Kathy, get back in the now—get back in the now.
I did a wrong thing—I did a wrong thing—I feel sick—I feel sick! Breathe—Breathe Kathy—Breathe . . . . Stop Kathy—Stop—get back in the now—your environment—get back in your environment—the floor, the wooden floor—the boards are in a row—I need to clean the floor—the floor—boards—I’ve not to write to make it real—to make things real—to get back in the now . . . .
This is what I always try to climb up out of—up out of the pain—this crazy place where there are all the me’s—the me’s crying—saying strange things—words come out of my mouth from nowhere—words I don’t expect . . . . I’m afraid—It’s those voices from in me—voices crying–& then I can’t get back in the now—
I feel like another person—in the dark the room shakes—bulges and contracts & I feel like I’m another person—“No, you’re you”—“But I feel like I’m another person—the other person I know I’m being when I’m not being me—or I would be her—if I let myself go—I become that other person I don’t know—that child crying from nowhere . . . .

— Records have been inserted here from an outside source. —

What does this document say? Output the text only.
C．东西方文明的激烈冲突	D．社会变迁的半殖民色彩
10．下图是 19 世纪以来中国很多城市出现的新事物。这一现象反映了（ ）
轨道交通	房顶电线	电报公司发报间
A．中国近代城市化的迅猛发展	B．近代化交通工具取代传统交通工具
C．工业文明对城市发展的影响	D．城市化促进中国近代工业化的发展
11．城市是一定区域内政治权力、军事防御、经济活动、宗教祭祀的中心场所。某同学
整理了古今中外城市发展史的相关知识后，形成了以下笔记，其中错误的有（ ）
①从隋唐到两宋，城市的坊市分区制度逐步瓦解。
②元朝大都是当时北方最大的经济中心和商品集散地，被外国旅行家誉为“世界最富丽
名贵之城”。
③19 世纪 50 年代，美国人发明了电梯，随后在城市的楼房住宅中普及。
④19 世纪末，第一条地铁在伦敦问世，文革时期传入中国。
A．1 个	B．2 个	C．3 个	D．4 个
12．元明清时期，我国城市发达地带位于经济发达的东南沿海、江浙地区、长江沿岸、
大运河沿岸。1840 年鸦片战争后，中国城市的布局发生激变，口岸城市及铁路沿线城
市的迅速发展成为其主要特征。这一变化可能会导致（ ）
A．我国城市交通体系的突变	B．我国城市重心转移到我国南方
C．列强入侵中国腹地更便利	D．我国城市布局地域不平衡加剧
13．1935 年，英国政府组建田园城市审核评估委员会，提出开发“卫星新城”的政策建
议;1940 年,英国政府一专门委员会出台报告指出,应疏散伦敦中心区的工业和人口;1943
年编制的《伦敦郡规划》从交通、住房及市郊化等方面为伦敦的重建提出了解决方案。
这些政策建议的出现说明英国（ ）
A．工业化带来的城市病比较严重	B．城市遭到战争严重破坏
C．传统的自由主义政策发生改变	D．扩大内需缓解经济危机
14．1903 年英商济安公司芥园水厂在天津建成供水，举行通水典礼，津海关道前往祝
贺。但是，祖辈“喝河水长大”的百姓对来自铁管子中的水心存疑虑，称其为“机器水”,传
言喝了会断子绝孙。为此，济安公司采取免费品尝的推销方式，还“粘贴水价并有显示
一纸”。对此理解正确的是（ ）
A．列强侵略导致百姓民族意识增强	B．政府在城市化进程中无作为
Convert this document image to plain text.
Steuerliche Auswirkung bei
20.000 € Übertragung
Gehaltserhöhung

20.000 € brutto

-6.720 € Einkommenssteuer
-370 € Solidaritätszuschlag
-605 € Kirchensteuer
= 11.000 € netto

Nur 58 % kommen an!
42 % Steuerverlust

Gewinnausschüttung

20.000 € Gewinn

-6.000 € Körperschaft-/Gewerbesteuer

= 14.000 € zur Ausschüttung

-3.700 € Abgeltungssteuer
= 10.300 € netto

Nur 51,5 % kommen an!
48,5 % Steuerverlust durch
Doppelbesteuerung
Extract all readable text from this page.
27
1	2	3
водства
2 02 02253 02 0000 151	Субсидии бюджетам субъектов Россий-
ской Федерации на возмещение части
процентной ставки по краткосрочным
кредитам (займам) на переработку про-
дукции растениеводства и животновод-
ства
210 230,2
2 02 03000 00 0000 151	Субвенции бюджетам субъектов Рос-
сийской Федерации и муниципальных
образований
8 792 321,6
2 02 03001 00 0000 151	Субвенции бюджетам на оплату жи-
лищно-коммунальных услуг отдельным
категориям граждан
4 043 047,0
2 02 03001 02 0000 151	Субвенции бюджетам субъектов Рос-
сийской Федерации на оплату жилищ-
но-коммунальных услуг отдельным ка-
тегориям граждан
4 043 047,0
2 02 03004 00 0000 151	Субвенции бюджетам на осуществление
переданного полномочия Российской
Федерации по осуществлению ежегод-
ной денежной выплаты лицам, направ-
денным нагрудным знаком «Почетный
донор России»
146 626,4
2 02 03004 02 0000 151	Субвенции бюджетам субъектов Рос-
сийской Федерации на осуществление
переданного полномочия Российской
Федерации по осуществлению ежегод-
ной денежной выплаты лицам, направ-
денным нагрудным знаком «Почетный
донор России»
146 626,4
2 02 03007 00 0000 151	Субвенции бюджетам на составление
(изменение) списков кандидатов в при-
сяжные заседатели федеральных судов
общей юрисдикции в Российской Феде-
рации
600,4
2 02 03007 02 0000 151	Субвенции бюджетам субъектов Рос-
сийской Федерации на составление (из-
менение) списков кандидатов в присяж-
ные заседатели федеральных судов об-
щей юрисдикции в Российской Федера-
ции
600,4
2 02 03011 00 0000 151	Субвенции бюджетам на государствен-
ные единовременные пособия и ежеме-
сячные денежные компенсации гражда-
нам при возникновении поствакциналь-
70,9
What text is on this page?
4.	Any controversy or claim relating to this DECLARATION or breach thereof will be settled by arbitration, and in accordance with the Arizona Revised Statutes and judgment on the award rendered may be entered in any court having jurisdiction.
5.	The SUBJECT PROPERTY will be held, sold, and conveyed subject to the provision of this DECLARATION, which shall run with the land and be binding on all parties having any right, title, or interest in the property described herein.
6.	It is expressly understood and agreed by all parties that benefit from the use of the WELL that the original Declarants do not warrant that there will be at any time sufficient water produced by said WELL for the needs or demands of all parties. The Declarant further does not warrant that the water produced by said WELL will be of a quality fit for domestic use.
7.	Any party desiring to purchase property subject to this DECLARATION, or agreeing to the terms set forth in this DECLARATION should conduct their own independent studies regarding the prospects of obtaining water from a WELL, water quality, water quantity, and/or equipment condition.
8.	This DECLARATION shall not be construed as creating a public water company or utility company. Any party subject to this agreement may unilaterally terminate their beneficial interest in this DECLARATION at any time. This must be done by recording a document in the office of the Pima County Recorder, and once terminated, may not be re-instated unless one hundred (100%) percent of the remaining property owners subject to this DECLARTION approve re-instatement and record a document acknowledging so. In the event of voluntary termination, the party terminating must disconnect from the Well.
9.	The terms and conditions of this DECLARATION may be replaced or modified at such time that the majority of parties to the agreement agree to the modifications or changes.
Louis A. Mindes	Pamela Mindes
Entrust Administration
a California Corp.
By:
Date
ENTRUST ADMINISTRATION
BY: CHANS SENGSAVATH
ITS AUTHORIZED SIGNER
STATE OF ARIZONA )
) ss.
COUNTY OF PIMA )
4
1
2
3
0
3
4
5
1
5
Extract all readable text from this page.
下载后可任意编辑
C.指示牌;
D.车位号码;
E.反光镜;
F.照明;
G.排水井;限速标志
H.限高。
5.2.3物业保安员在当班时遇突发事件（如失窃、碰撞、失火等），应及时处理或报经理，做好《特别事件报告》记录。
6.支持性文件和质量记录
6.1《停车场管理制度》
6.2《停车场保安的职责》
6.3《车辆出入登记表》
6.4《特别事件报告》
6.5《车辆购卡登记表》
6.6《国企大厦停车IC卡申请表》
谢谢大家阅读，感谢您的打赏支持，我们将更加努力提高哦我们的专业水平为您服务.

It’s so split—It’s so split—I’m like another person—I feel sick—I don’t know what’s real—I’m confused—that person today who worked—was she me? It’s like I felt that pain this evening & I split—I don’t know who me is . . . .
I just don’t know what’s real—the real hurts too much—I need to get away from the real.
I’ve got to hold on to being sane—but the other person feels real—she feels real—I don’t know what’s real—
I go to the bathroom—you’re Kathy—you’re Kathy, you’re Kathy, Kathy, Kathy, Kathy—I open and close my hands—looking at my hands saying KathyKathyKathy—
I’ve got to get back—I’ve got to get back & believe that I’m me! I open & close my hands—I’m me—I’m me! I open & close my left hand—three times—I’m me—I’m me—I open & close both hands—looking at them—“You’re you—you’re you.” I can’t keep hold of me—I keep slipping back . . . . I’m so afraid—I’m so afraid. “Stay here Kathy”—I don’t know where here is—I don’t know which Kathy is me . . . .
I shouldn’t have let Kathy feel the pain—I should have known she’d split—I should have known we’d lose her–& there’d be us—
I’m so afraid—I write to try to get back the real—to make me real!
Rereading this passage reminded me instantly how harrowingly terrifying this particular experience was and helped me realize I was having these kinds of episodes nearly a year and a half before my first psychiatric hospitalization. I don’t know how I got up the morning after this incident and went to work, teaching college English, but according to the journal I did just that.
The bottom line is this: writing a memoir about recovering from mental illness will obviously not be easy, but it does give me a degree of empathy for the “me” of more than 20 years ago who fought so hard to hold onto sanity and has been writing ever since to continue recreating a sane space—the breathing, blooming sanctuary of sanity I can never take for granted.
Thanks to all of you, my wonder readers, for joining me on this journey of discovery, grace and growth.